Insgesamt lässt sich der Q-score für QPUs mit mehr als 200 Qbits messen. Damit eignet er sich als Metrik, um Quantenüberlegenheit (Quantum Supremacy) zu identifizieren und zu messen. Definiert wird Quantenüberlegenheit als die Fähigkeit von Quantentechnologien, ein Optimierungsproblem zu lösen, das klassische Technologien nicht zum gleichen Zeitpunkt lösen können.

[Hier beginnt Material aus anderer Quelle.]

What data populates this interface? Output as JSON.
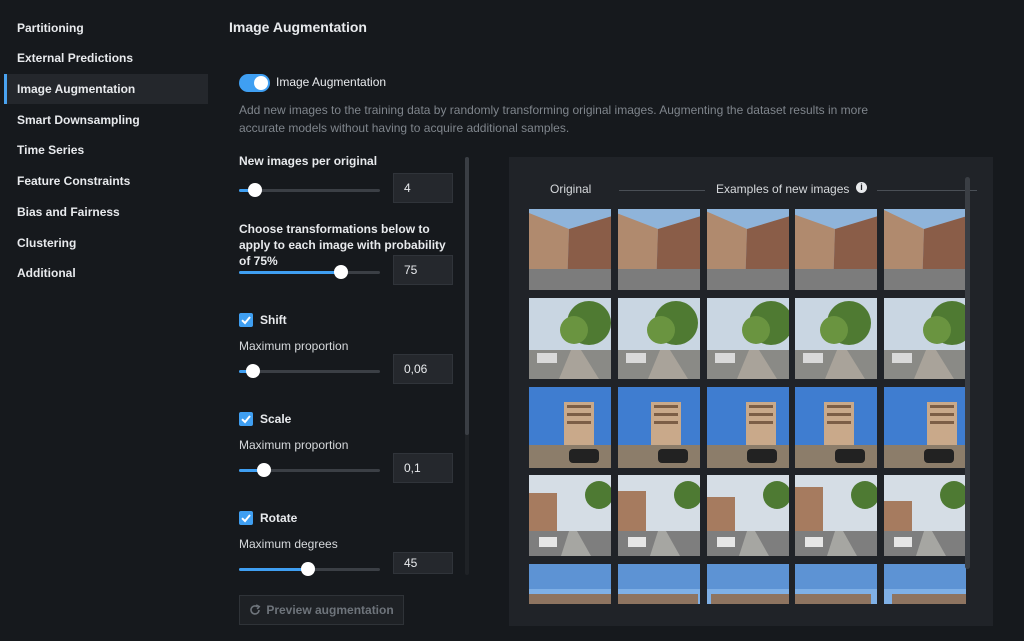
{
  "sidebar": {
    "items": [
      {
        "label": "Partitioning"
      },
      {
        "label": "External Predictions"
      },
      {
        "label": "Image Augmentation",
        "active": true
      },
      {
        "label": "Smart Downsampling"
      },
      {
        "label": "Time Series"
      },
      {
        "label": "Feature Constraints"
      },
      {
        "label": "Bias and Fairness"
      },
      {
        "label": "Clustering"
      },
      {
        "label": "Additional"
      }
    ]
  },
  "main": {
    "title": "Image Augmentation",
    "toggle": {
      "label": "Image Augmentation",
      "on": true
    },
    "description": "Add new images to the training data by randomly transforming original images. Augmenting the dataset results in more accurate models without having to acquire additional samples.",
    "new_images": {
      "label": "New images per original",
      "value": "4",
      "slider_fraction": 0.11
    },
    "probability": {
      "label": "Choose transformations below to apply to each image with probability of 75%",
      "value": "75",
      "slider_fraction": 0.72
    },
    "shift": {
      "label": "Shift",
      "checked": true,
      "sub_label": "Maximum proportion",
      "value": "0,06",
      "slider_fraction": 0.1
    },
    "scale": {
      "label": "Scale",
      "checked": true,
      "sub_label": "Maximum proportion",
      "value": "0,1",
      "slider_fraction": 0.18
    },
    "rotate": {
      "label": "Rotate",
      "checked": true,
      "sub_label": "Maximum degrees",
      "value": "45",
      "slider_fraction": 0.49
    },
    "preview_button": "Preview augmentation"
  },
  "preview": {
    "original_header": "Original",
    "examples_header": "Examples of new images",
    "info_icon": "info-icon",
    "rows": [
      "building-corner",
      "tree-street",
      "apartment-tower",
      "street-buildings",
      "sky-buildings"
    ]
  },
  "colors": {
    "accent": "#3f9ff2",
    "background": "#16191d",
    "panel": "#202328"
  }
}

Ein kostenloses Software-Kit, mit dem sich Q-score auf jedem Prozessor ausführen lässt, soll im ersten Quartal 2021 verfügbar sein. Dabei basiert Q-score laut dem IT-Dienstleister auf einem Open-Access-Softwarepaket und baut auf drei Säulen auf:

  1. Anwendungsgesteuert: Q-score ist das ein Messsystem, das auf in naher Zukunft verfügbaren Quantenalgorithmen basiert und die Fähigkeit eines Quantensystems misst, praktische betriebliche Probleme zu lösen;

  2. Offenheit und Benutzerfreundlichkeit: Q-score ist universell und kostenlos. DasSoftwarepaket, einschließlich Tools und Methodik, erfordert keine große Rechenleistung, um die Metriken zu berechnen;

  3. Objektivität und Zuverlässigkeit: Atos kombiniert nach eigenen Aussagen einen hardware- und technologie-agnostischen Ansatz mit der Expertise im Entwurf und der Optimierung von Algorithmen. Die Q-score-Methodik wird veröffentlicht und zur Bewertung freigegeben.

Letztlich können alle Hersteller Q-score auf ihrer Technologie laufen lassen und werden von Atos dazu aufgefordert, dann ihre Ergebnisse zu veröffentlichen. Atos selbst will jedes Jahr eine Liste der leistungsfähigsten Quantenprozessoren der Welt veröffentlichen, basierend auf deren Q-score. Ein erster Bericht soll 2021 erscheinen und konkrete Selbstbewertungen der Hersteller enthalten.